The Cloudera support team’s article on this ☞ topic is a both a fantastic and useful read. It not only provides some recommendations, but also tries to teach you to the process of gathering the requirements for your cluster:
It is straightforward to measure live workloads and determine bottlenecks by putting thorough monitoring in place on the Hadoop cluster. We recommend installing Ganglia on all Hadoop machines to provide real-time statistics about CPU, disk, and network load. With Ganglia installed a Hadoop administrator can then run their MapReduce jobs and check the Ganglia dashboard to see how each machine is performing.
I’d say that for scenarios where you don’t know before hand if the MapReduce jobs will be IO-bound or CPU-bound the cloud is probably the easiest (cheapest?) way to experiment and learn about it. I also think that except for cases where you can predict the scenarios will always remain the same, the cloud can remain a better alternative than owning your own cluster.

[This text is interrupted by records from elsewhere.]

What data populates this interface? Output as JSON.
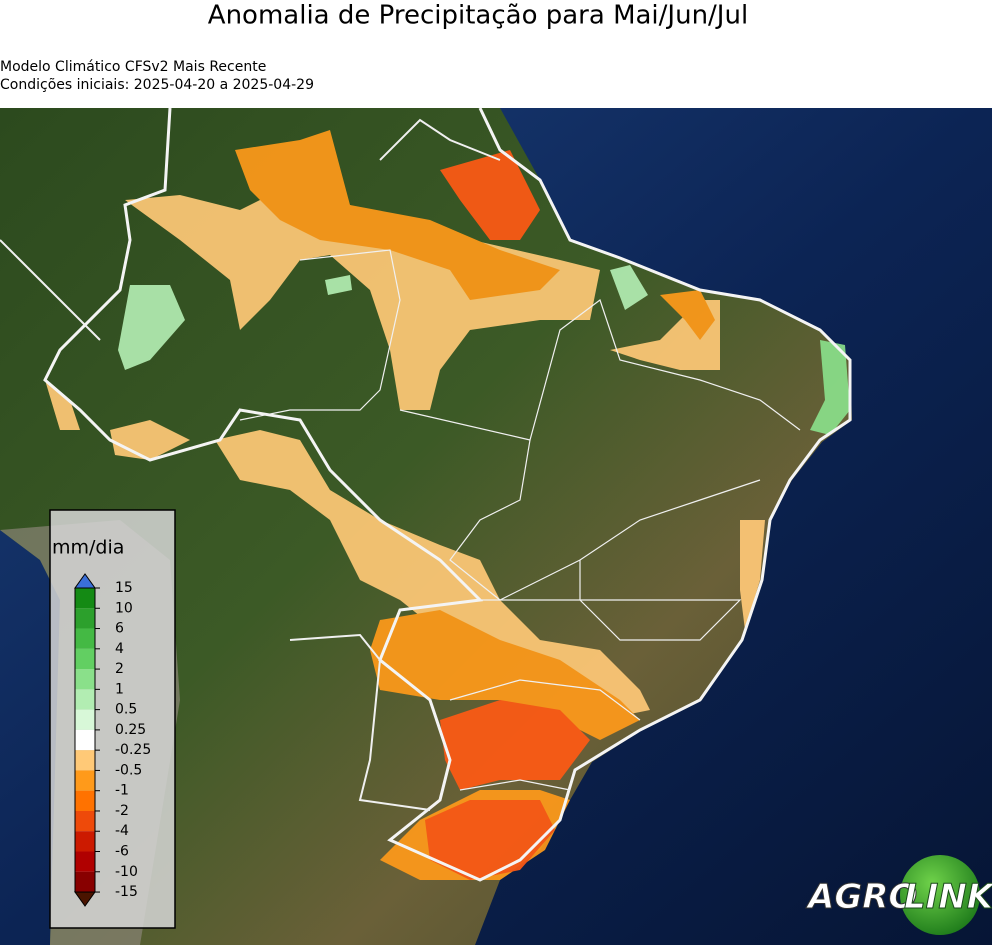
{
  "title": "Anomalia de Precipitação para Mai/Jun/Jul",
  "subtitle": [
    "Modelo Climático CFSv2 Mais Recente",
    "Condições iniciais: 2025-04-20 a 2025-04-29"
  ],
  "colorbar": {
    "label": "mm/dia",
    "ticks": [
      15,
      10,
      6,
      4,
      2,
      1,
      0.5,
      0.25,
      -0.25,
      -0.5,
      -1,
      -2,
      -4,
      -6,
      -10,
      -15
    ],
    "colors": [
      "#148a14",
      "#2ca02c",
      "#44b944",
      "#62cf62",
      "#8ae08a",
      "#b2edb2",
      "#d8f8d8",
      "#ffffff",
      "#ffc977",
      "#ff9a1a",
      "#ff7200",
      "#ee4a0a",
      "#cc1a00",
      "#b00000",
      "#880000"
    ]
  },
  "logo": [
    "AGRO",
    "LINK"
  ]
}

Cloudera team looks at the 4 types of nodes in a Hadoop cluster and makes some generic recommendations:
We recommend the following specifications for datanodes/tasktrackers in a balanced Hadoop cluster:
- 4 1TB hard disks in a JBOD (Just a Bunch Of Disks) configuration
- 2 quad core CPUs, running at least 2-2.5GHz
- 16-24GBs of RAM (24-32GBs if you’re considering HBase)
- Gigabit Ethernet
[…] We recommend our customers purchase hardened machines for running the namenodes and jobtrackers, with redundant power and enterprise-grade RAIDed disks. Namenodes also require more RAM relative to the number of data blocks in the cluster. A good rule of thumb is to assume 1GB of namenode memory for every one million blocks stored in the distributed file system. With 100 datanodes in a cluster, 32GBs of RAM on the namenode provides plenty of room to grow. We also recommend having a standby machine to replace the namenode or jobtracker, in the case when one of these fails suddenly.
but also recommendations based on different workloads:
- Light Processing Configuration (1U/machine): Two quad core CPUs, 8GB memory, and 4 disk drives (1TB or 2TB). Note that CPU-intensive work such as natural language processing involves loading large models into RAM before processing data and should be configured with 2GB RAM/core instead of 1GB RAM/core.
- Balanced Compute Configuration (1U/machine): Two quad core CPUs, 16 to 24GB memory, and 4 disk drives (1TB or 2TB) directly attached using the motherboard controller. These are often available as twins with two motherboards and 8 drives in a single 2U cabinet.
- Storage Heavy Configuration (2U/machine): Two quad core CPUs, 16 to 24GB memory, and 12 disk drives (1TB or 2TB). The power consumption for this type of machine starts around ~200W in idle state and can go as high as ~350W when active.
- Compute Intensive Configuration (2U/machine): Two quad core CPUs, 48-72GB memory, and 8 disk drives (1TB or 2TB). These are often used when a combination of large in-memory models and heavy reference data caching is required.
There is a lot more in the article and I’d strongly encourage you to add it to your reading list before jumping to build a Hadoop cluster. You should also check the Amdhal’s law applied to Hadoop provisioning for understanding the dynamics of the cluster.